Hi all,
maybe this is just a silly question. But I wondered why clang is not attempting to fold calls to constexpr functions in non-constant expression contexts.
Example: Compiler Explorer just compare "one" vs "two" in the IR
I understand that clang does not have to do this and I'm not saying it should.
But I'd like to know what is the rationale here.
- Is it a C++ Standard issue?, i.e. doing that would trigger some side-effects that would be non-compliant.
- Is it a "separation of concerns" issue?, i.e. let LLVM optimize these cases and improve if it can't.
- Is it a speed issue?, i.e. even if the original AST is preserved for fidelity, computing an associated constant value to it takes time which is precious for some clients.
Or maybe it is something else that didn't occur to me.
Thank you,
Roger
IMPORTANT NOTICE: The contents of this email and any attachments are confidential and may also be privileged. If you are not the intended recipient, please notify the sender immediately and do not disclose the contents to any other person, use it for any purpose, or store or copy the information in any medium. Thank you.

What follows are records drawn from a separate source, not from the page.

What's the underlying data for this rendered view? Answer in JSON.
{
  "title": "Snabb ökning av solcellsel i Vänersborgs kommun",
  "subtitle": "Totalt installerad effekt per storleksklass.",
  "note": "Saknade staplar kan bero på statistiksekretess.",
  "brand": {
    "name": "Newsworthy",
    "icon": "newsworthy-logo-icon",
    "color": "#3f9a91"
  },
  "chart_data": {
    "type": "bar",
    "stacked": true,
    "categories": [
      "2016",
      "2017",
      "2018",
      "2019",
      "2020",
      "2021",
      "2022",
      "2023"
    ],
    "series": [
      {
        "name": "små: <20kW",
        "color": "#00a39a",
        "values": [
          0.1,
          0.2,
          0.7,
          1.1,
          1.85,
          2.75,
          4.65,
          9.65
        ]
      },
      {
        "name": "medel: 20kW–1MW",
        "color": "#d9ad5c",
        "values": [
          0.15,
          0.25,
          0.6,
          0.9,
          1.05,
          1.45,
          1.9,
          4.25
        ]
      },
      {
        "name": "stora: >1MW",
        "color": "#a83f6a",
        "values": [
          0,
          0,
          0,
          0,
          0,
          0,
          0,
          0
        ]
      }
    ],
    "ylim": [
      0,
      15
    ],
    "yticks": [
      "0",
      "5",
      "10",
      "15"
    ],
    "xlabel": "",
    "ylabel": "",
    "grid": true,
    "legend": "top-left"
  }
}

I’m going to guess it’s mostly (3). Checking and trying to constant evaluate every subexpression would be expensive - the systems to do so in Clang have to do a lot of work to properly report diagnostics, to act on the full AST form, etc. It’s easier to leave it to the LLVM optimization passes to do the work, when possible.
Thanks David for your answer, would it make sense to do this at CodeGen under –O?
Something like, in CodegenFunction::EmitCallExpr check that we’re calling a constexpr function, then attempt to evaluate it, and then forward down a llvm::Constant* until CodeGenFunction::EmitCall (the one in CGCall.cpp). Then there if given a non-null llvm::Constant*, use that to create and return the RValue. This seems unnecessarily complicated but should emit everything else required at that point except the function call itself.
Kind regards,
Roger
Thanks David for your answer, would it make sense to do this at CodeGen under –O?
I doubt it - the Clang code isn’t really designed to be an efficient optimizer. If this is a missed optimization, it’d likely be best to look at why the LLVM optimization pipeline is missing the opportunity.